Scsi Card

Scsi card
A SCSI card is a card that will control the interface between SCSI versions of hard drives, CD-ROM drives, CD-ROM burners, removable drives, external devices such as scanners, and any other SCSI components. Most fit in a PCI slot and there is a wide range of types. The three main types of connectors on these cards are 25-pin for SCSI-1, 50-pin for Narrow SCSI, and 68-pin for Wide SCSI (and Ultra-Wide SCSI, Ultra2-SCSI, Ultra160 SCSI, and Ultra 320 SCSI - all of which use a 68 pin connector).

SCSI controllers provide fast access to very fast SCSI hard drives. They can be much faster than the IDE controllers that are already integrated your computer's motherboard. SCSI controllers have their own advanced processing chips, which allows them to rely less on the CPU for handling instructions than IDE controllers do.
For the common user, SCSI controllers are overkill, but for high end servers and/or the performance freaks of the world, SCSI is the way to go. SCSI controllers are also much more expensive than the free IDE controller already included on your motherboard. There is also a large premium in price for the SCSI hard drives themselves. Unless you have deep pockets, there isn't much of a point in going with a SCSI controller.
Many people buy SCSI controllers just for use with their CD-ROM burners and CD-ROM drives (these drives must be SCSI drives of course).
SCSI cards also have the ability to have up 15 devices or more per card, while a single IDE controller is limited to only 4 devices (some motherboards now come with more than one IDE controller though). SCSI cards allow these drives to be in a chain along the cable. Each drive on the cable has to have a separate SCSI ID (this can be set by jumpers on the drive). The last drive on the end of the cable (or the cable itself) has to "terminate" the chain (you turn termination on by setting a termination jumper on the drive - or use a cable that has a terminator at the end of it).
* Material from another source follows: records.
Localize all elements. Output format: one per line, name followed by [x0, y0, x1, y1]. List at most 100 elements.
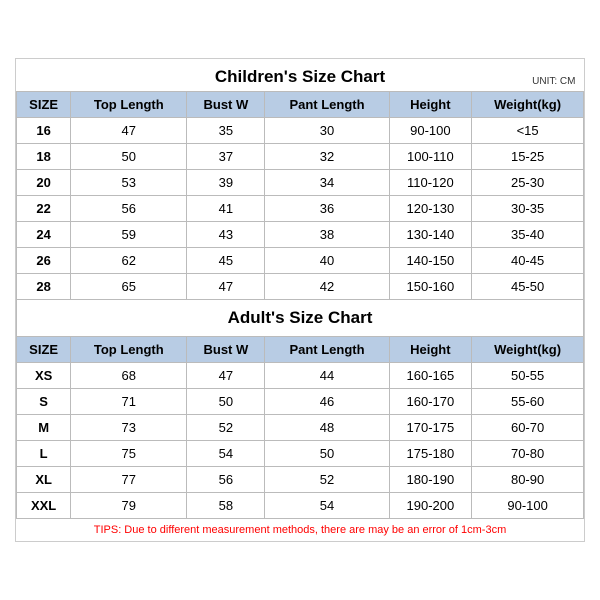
cell: 28 — [17, 274, 71, 300]
cell: S — [17, 389, 71, 415]
cell: 170-175 — [389, 415, 472, 441]
cell: 40-45 — [472, 248, 584, 274]
cell: XL — [17, 467, 71, 493]
cell: 45 — [187, 248, 265, 274]
cell: <15 — [472, 118, 584, 144]
children-col-pant-length: Pant Length — [265, 92, 389, 118]
table-row: XS 68 47 44 160-165 50-55 — [17, 363, 584, 389]
table-row: L 75 54 50 175-180 70-80 — [17, 441, 584, 467]
cell: 46 — [265, 389, 389, 415]
cell: 16 — [17, 118, 71, 144]
cell: 47 — [71, 118, 187, 144]
table-row: 18 50 37 32 100-110 15-25 — [17, 144, 584, 170]
cell: 160-170 — [389, 389, 472, 415]
adult-col-bust-w: Bust W — [187, 337, 265, 363]
children-header-row: SIZE Top Length Bust W Pant Length Heigh… — [17, 92, 584, 118]
tips-text: TIPS: Due to different measurement metho… — [94, 524, 506, 536]
cell: 41 — [187, 196, 265, 222]
cell: 62 — [71, 248, 187, 274]
cell: 54 — [265, 493, 389, 519]
cell: 38 — [265, 222, 389, 248]
cell: 80-90 — [472, 467, 584, 493]
cell: 71 — [71, 389, 187, 415]
cell: 25-30 — [472, 170, 584, 196]
cell: 50 — [187, 389, 265, 415]
cell: 56 — [187, 467, 265, 493]
cell: L — [17, 441, 71, 467]
cell: 34 — [265, 170, 389, 196]
cell: 48 — [265, 415, 389, 441]
unit-label: UNIT: CM — [532, 76, 575, 87]
cell: 60-70 — [472, 415, 584, 441]
cell: 32 — [265, 144, 389, 170]
cell: 70-80 — [472, 441, 584, 467]
cell: 35 — [187, 118, 265, 144]
cell: 42 — [265, 274, 389, 300]
cell: 77 — [71, 467, 187, 493]
cell: 50 — [71, 144, 187, 170]
adult-header-row: SIZE Top Length Bust W Pant Length Heigh… — [17, 337, 584, 363]
cell: 110-120 — [389, 170, 472, 196]
children-col-size: SIZE — [17, 92, 71, 118]
cell: 79 — [71, 493, 187, 519]
table-row: XL 77 56 52 180-190 80-90 — [17, 467, 584, 493]
cell: XXL — [17, 493, 71, 519]
cell: 90-100 — [472, 493, 584, 519]
table-row: XXL 79 58 54 190-200 90-100 — [17, 493, 584, 519]
table-row: 22 56 41 36 120-130 30-35 — [17, 196, 584, 222]
children-chart-title: Children's Size Chart — [215, 67, 385, 87]
cell: 54 — [187, 441, 265, 467]
chart-container: Children's Size Chart UNIT: CM SIZE Top … — [15, 58, 585, 542]
cell: 65 — [71, 274, 187, 300]
cell: 52 — [187, 415, 265, 441]
table-row: 20 53 39 34 110-120 25-30 — [17, 170, 584, 196]
cell: 45-50 — [472, 274, 584, 300]
cell: 30-35 — [472, 196, 584, 222]
tips-row: TIPS: Due to different measurement metho… — [17, 519, 584, 542]
cell: 39 — [187, 170, 265, 196]
cell: 68 — [71, 363, 187, 389]
cell: 75 — [71, 441, 187, 467]
adult-col-weight: Weight(kg) — [472, 337, 584, 363]
cell: 35-40 — [472, 222, 584, 248]
adult-title-row: Adult's Size Chart — [17, 300, 584, 337]
cell: 55-60 — [472, 389, 584, 415]
cell: 120-130 — [389, 196, 472, 222]
cell: 175-180 — [389, 441, 472, 467]
children-col-height: Height — [389, 92, 472, 118]
adult-chart-title: Adult's Size Chart — [228, 308, 373, 327]
cell: 44 — [265, 363, 389, 389]
cell: 90-100 — [389, 118, 472, 144]
cell: 36 — [265, 196, 389, 222]
table-row: 24 59 43 38 130-140 35-40 — [17, 222, 584, 248]
cell: 30 — [265, 118, 389, 144]
cell: XS — [17, 363, 71, 389]
cell: 40 — [265, 248, 389, 274]
cell: 24 — [17, 222, 71, 248]
cell: 47 — [187, 363, 265, 389]
cell: 47 — [187, 274, 265, 300]
cell: 190-200 — [389, 493, 472, 519]
children-title-row: Children's Size Chart UNIT: CM — [17, 59, 584, 92]
cell: 15-25 — [472, 144, 584, 170]
cell: 150-160 — [389, 274, 472, 300]
cell: 22 — [17, 196, 71, 222]
adult-col-pant-length: Pant Length — [265, 337, 389, 363]
adult-col-height: Height — [389, 337, 472, 363]
cell: 180-190 — [389, 467, 472, 493]
adult-col-size: SIZE — [17, 337, 71, 363]
table-row: 16 47 35 30 90-100 <15 — [17, 118, 584, 144]
cell: 58 — [187, 493, 265, 519]
cell: 73 — [71, 415, 187, 441]
cell: 130-140 — [389, 222, 472, 248]
cell: 50-55 — [472, 363, 584, 389]
cell: 59 — [71, 222, 187, 248]
table-row: 28 65 47 42 150-160 45-50 — [17, 274, 584, 300]
table-row: M 73 52 48 170-175 60-70 — [17, 415, 584, 441]
cell: 26 — [17, 248, 71, 274]
adult-col-top-length: Top Length — [71, 337, 187, 363]
cell: 20 — [17, 170, 71, 196]
cell: 50 — [265, 441, 389, 467]
cell: 52 — [265, 467, 389, 493]
children-col-bust-w: Bust W — [187, 92, 265, 118]
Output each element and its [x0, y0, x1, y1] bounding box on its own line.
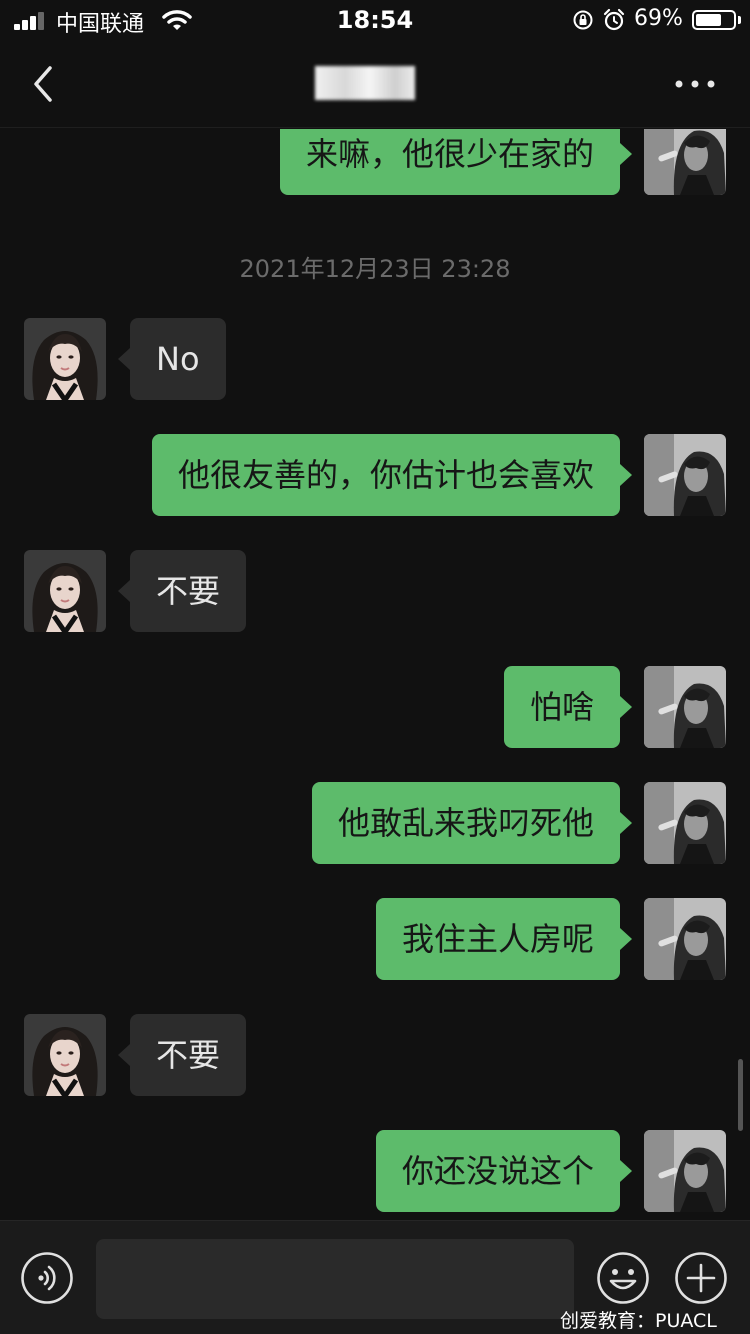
status-bar: 中国联通 18:54 69% — [0, 0, 750, 40]
my-avatar[interactable] — [644, 1130, 726, 1212]
contact-avatar[interactable] — [24, 1014, 106, 1096]
chat-timestamp: 2021年12月23日 23:28 — [239, 255, 511, 283]
battery-percent: 69% — [634, 6, 683, 31]
message-input[interactable] — [96, 1239, 574, 1319]
my-message-bubble[interactable]: 你还没说这个 — [375, 1130, 633, 1212]
my-message-bubble[interactable]: 他敢乱来我叼死他 — [311, 782, 633, 864]
contact-message-bubble[interactable]: 不要 — [117, 550, 247, 632]
chevron-left-icon[interactable] — [24, 62, 64, 106]
my-message-bubble[interactable]: 怕啥 — [503, 666, 633, 748]
watermark: 创爱教育：PUACL — [560, 1310, 717, 1332]
my-message-bubble[interactable]: 来嘛，他很少在家的 — [279, 129, 633, 195]
contact-message-bubble[interactable]: 不要 — [117, 1014, 247, 1096]
more-dots-icon[interactable] — [672, 72, 718, 96]
my-avatar[interactable] — [644, 666, 726, 748]
contact-name-redacted — [315, 66, 415, 100]
my-avatar[interactable] — [644, 782, 726, 864]
contact-avatar[interactable] — [24, 318, 106, 400]
my-avatar[interactable] — [644, 898, 726, 980]
contact-message-bubble[interactable]: No — [118, 318, 226, 400]
message-list[interactable]: 来嘛，他很少在家的 2021年12月23日 23:28 No 他很友善的，你估计… — [0, 129, 750, 1220]
my-message-bubble[interactable]: 他很友善的，你估计也会喜欢 — [151, 434, 633, 516]
chat-header — [0, 40, 750, 128]
voice-icon[interactable] — [20, 1251, 74, 1305]
scrollbar[interactable] — [738, 1059, 743, 1131]
emoji-icon[interactable] — [596, 1251, 650, 1305]
my-avatar[interactable] — [644, 434, 726, 516]
plus-icon[interactable] — [674, 1251, 728, 1305]
my-avatar[interactable] — [644, 129, 726, 195]
battery-icon — [692, 10, 736, 30]
my-message-bubble[interactable]: 我住主人房呢 — [375, 898, 633, 980]
orientation-lock-icon — [573, 10, 593, 30]
contact-avatar[interactable] — [24, 550, 106, 632]
alarm-icon — [603, 8, 625, 31]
Notes on SCSI and IDE RAID:
RAID stands for Redundant Array of Independent Disks. RAID arrays combine multiple hard drives to act as one. You have to have at least two drives for a RAID array, and in some cases you need more. RAID is generally considered overkill for home users, although it is very important in the server market. For those really interested in high peformance, a RAID array may be worth setting up. The primary benefits of RAID include Redundancy and Performance, although not always both together. There are several different levels, or types, of RAID arrays. I'll discuss the four primary forms, their benefits, and their disadvantages:
RAID 0 is first, and it is also known as a Striped Array. In this level with 2 drives, part of the data is stored on one drive, and part of the data is stored on the other. This way, the RAID card can write a small amount of data to both drives at the same time about twice as fast as a single drive could write the same amount of data. The RAID card can also read data from the two drives at once, making read speeds twice as fast. This RAID setup is all about performance and does not provide any redundancy. If one drive dies, all data is lost. RAID 0 is good for desktop situations where data is not mission critical, but it is a good idea to make backups often. Since data is not reproduced, two 36 GB drives would be seen as one 72 GB drive.
RAID 1, which is also called Mirroring, uses 2 drives and has the exact same data on each drive. The major advantage of RAID 1 is redundancy. If one drive dies, the computer can keep going normally. Read speeds are also sped up because the drive can read different parts of the data from each of the two drives at the same time. Write speeds are slower than a single drive though because the RAID card has to write the same data to both drives instead of just writing once to one drive (or across multiple drives like in RAID 0). RAID 1 can be good for keeping backups of your important data, while also increasing read speeds. It can also be helpful in web servers, since reading is what is done most often. Since data is reproduced, two 9 GB drives would be seen as one 9 GB drive, so you don't get the full benefit of all drives.
RAID 5 is Striping with Distributed Parity. This configuration requires at least 3 drives. It provides the same performance as RAID 0, and also adds the redundancy of parity. A "parity bit" of the data is distributed across all the drives so that if one drives dies, the array can continue working okay, but you would need to replace the third drive. The calculations can slow write speeds though. This also gets expensive since 3 drives are required. RAID 5 is most commonly used in big enterprise servers. Most IDE RAID controllers do not support RAID 5.
RAID 0,1 is also worth mentioning. It combines RAID 0 and 1 to stripe two drives, and then mirror those two drives on another two drives. Thus, a minimum of 4 drives is required. You get speed improvements, but also keep redundancy. The server you're viewing this web page on actually runs a RAID 01 array!
RAID 1.5 is a new RAID format that combines mirroring and striping with just two drives (which should provide good reliability and speed). The jury's still out on how well this works. I don't know much about this new format yet.